Disease surveys in 1979-
1981 indicated that chickpeas in southern Spain were severely affected by a wilt and root rot complex. Symptoms included vascular wilt or yellowing, nonvascular yellowing, collar and root rots or cortical collar and root necrosis, and yellow stunt. Plants in all but one of 108 fields inspected had at least one of the symptoms. Vascular wilt and yellowing were the most prevalent. Fusarium oxysporum, F. solani, F. eumartii, and Macrophomina phaseolina were associated with the wilt and root rot complex. Salmon-pigmented isolates of F. oxysporum induced vascular wilt or yellowing, and reddish-pigmented isolates induced nonvascular yellowing and cortical collar and root necrosis. F. solani and F. eumartii induced nonvascular yellowing and black collar and root rot. M. phaseolina induced dry collar and root rot.

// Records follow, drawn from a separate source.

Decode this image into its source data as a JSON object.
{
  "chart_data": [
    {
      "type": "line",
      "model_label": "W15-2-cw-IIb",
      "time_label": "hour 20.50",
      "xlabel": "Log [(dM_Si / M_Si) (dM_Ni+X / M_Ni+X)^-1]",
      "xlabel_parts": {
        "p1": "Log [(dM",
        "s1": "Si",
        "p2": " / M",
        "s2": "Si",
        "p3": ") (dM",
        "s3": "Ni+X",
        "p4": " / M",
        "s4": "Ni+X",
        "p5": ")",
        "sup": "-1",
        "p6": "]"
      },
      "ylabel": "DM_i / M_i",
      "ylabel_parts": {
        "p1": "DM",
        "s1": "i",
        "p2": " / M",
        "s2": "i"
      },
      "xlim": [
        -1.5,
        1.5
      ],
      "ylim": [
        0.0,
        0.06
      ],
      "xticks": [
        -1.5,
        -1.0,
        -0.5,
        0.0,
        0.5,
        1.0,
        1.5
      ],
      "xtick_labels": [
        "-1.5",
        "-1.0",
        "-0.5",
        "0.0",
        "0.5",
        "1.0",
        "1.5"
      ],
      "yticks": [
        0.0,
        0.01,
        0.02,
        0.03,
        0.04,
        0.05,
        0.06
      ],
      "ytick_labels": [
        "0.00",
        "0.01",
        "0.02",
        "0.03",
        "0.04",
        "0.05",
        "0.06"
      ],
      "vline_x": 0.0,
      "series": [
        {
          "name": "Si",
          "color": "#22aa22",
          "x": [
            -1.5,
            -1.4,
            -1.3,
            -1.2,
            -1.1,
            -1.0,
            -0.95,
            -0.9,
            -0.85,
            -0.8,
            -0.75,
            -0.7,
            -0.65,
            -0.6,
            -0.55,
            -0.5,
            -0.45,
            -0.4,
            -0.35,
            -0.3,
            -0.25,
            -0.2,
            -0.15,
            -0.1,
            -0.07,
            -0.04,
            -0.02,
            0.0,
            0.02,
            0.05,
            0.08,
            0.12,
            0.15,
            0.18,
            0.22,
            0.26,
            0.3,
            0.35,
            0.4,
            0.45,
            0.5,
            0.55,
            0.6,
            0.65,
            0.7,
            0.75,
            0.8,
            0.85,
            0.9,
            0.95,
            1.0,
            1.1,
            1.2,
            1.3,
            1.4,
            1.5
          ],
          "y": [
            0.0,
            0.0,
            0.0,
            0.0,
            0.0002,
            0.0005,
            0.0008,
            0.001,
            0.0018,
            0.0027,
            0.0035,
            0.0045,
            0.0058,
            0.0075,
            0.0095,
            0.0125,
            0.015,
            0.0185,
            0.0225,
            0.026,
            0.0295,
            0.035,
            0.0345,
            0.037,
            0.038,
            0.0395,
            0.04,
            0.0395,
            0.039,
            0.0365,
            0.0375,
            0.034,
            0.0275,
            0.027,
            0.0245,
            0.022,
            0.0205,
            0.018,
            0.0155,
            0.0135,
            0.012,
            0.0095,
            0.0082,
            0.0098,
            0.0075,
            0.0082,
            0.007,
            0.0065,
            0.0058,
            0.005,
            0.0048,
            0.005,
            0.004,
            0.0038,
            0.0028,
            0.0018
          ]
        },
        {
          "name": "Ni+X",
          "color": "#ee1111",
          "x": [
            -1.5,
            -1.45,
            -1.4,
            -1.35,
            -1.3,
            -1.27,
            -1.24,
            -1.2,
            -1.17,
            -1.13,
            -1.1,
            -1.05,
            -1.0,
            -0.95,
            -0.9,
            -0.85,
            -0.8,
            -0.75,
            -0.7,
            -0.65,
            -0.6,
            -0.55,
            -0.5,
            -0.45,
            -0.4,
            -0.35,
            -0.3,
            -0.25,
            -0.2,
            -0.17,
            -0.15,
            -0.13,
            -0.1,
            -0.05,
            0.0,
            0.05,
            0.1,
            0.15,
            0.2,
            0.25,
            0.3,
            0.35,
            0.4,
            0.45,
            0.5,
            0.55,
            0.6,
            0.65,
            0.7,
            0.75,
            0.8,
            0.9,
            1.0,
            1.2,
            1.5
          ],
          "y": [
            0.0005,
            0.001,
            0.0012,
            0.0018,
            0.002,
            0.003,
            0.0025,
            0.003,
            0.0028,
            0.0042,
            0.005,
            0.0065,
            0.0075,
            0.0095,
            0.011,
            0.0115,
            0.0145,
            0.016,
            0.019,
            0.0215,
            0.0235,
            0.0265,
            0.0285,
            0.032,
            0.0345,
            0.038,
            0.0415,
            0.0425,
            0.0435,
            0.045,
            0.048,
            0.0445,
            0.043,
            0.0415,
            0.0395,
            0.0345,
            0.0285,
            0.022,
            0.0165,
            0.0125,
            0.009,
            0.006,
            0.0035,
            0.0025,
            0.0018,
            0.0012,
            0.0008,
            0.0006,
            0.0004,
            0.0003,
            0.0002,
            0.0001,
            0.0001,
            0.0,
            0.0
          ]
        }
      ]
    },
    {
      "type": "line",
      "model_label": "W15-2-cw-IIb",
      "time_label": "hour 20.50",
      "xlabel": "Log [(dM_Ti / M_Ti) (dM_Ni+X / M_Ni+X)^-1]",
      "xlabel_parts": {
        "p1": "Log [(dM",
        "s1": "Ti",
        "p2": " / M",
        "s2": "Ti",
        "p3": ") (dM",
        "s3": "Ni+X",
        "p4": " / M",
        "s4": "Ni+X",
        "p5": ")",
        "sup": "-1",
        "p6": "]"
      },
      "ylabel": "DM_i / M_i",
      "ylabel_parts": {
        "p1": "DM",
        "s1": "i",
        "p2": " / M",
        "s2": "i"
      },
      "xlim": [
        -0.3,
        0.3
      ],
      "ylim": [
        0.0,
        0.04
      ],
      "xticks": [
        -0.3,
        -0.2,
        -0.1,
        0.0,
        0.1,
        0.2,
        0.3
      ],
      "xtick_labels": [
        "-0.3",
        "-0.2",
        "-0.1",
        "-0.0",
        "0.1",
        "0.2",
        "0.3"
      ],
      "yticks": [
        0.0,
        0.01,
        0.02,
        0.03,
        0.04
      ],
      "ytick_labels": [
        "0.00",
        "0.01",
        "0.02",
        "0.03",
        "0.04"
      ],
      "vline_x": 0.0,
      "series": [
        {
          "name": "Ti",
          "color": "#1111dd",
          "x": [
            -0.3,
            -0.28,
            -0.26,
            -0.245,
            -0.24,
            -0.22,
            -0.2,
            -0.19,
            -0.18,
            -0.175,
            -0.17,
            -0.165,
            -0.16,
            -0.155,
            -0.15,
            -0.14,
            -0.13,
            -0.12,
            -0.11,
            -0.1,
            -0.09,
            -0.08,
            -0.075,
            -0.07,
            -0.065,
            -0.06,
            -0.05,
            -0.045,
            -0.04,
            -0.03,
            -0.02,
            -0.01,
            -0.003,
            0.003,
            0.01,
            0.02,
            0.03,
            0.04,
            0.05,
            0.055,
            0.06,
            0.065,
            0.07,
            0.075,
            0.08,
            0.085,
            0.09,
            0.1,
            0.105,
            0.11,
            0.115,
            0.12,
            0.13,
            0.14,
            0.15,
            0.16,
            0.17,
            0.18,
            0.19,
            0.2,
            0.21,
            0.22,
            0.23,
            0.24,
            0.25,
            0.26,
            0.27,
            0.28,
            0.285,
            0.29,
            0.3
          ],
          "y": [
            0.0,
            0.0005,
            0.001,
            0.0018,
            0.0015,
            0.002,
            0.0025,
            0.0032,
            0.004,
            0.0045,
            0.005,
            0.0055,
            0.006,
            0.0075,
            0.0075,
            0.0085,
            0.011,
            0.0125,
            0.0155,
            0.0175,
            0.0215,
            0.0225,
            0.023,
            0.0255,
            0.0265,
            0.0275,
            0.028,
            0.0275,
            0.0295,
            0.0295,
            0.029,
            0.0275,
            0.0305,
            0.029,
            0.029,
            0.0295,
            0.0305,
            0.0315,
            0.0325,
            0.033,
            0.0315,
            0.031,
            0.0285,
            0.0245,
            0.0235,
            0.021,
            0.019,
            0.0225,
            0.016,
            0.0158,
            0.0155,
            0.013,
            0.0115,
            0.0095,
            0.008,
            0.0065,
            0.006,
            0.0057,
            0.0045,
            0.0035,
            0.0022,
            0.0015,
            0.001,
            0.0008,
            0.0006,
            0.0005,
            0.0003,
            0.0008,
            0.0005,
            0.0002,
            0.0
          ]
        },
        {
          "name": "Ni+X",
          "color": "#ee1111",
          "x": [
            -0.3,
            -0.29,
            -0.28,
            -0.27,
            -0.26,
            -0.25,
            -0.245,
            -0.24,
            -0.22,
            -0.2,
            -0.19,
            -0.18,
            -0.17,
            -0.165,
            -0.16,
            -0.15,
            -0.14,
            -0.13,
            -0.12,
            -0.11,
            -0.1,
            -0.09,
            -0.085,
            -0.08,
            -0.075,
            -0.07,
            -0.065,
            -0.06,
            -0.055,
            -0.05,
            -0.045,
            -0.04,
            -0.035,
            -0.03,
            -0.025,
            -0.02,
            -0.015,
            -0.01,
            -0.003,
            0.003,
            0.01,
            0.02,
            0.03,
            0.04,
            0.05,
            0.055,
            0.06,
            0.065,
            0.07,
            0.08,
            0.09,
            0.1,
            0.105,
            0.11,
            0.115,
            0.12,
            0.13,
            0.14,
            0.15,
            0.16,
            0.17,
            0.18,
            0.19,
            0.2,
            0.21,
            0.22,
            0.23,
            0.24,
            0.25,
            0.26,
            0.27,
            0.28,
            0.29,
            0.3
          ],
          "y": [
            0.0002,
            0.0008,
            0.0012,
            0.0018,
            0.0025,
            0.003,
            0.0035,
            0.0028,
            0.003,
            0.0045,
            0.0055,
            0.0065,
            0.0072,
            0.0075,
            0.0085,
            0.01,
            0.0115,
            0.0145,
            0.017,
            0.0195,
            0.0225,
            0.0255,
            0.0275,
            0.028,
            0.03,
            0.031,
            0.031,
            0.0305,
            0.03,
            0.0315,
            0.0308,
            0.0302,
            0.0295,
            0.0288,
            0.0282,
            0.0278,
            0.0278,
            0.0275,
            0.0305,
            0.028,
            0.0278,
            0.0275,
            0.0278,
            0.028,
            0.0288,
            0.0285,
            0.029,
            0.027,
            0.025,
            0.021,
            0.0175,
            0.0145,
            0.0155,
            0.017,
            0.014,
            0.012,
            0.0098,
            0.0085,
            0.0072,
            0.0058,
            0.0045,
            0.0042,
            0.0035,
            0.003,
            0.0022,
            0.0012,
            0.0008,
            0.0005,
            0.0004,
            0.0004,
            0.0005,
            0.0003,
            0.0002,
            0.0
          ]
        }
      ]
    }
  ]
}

Isolates of F. oxysporum that induced vascular wilt or yellowing were not pathogenic to alfalfa, bean, broadbean, lentil, lupine, pea, and soybean, but they could be reisolated from all inoculated legumes except soybean and yellow lupine. Isolates of F. solani and F. eumartii caused symptoms on all of the legumes except alfalfa and soybean. Those most severely affected were chickpea, broadbean, and pea. Isolates of F. oxysporum that induced vascular yellowing in a local chickpea cultivar were not pathogenic to cultivar JG-62, which was highly susceptible to the vascular wilt isolates.
Additional keywords: Cicer arietinum, Fusarium oxysporum f. sp. ciceri.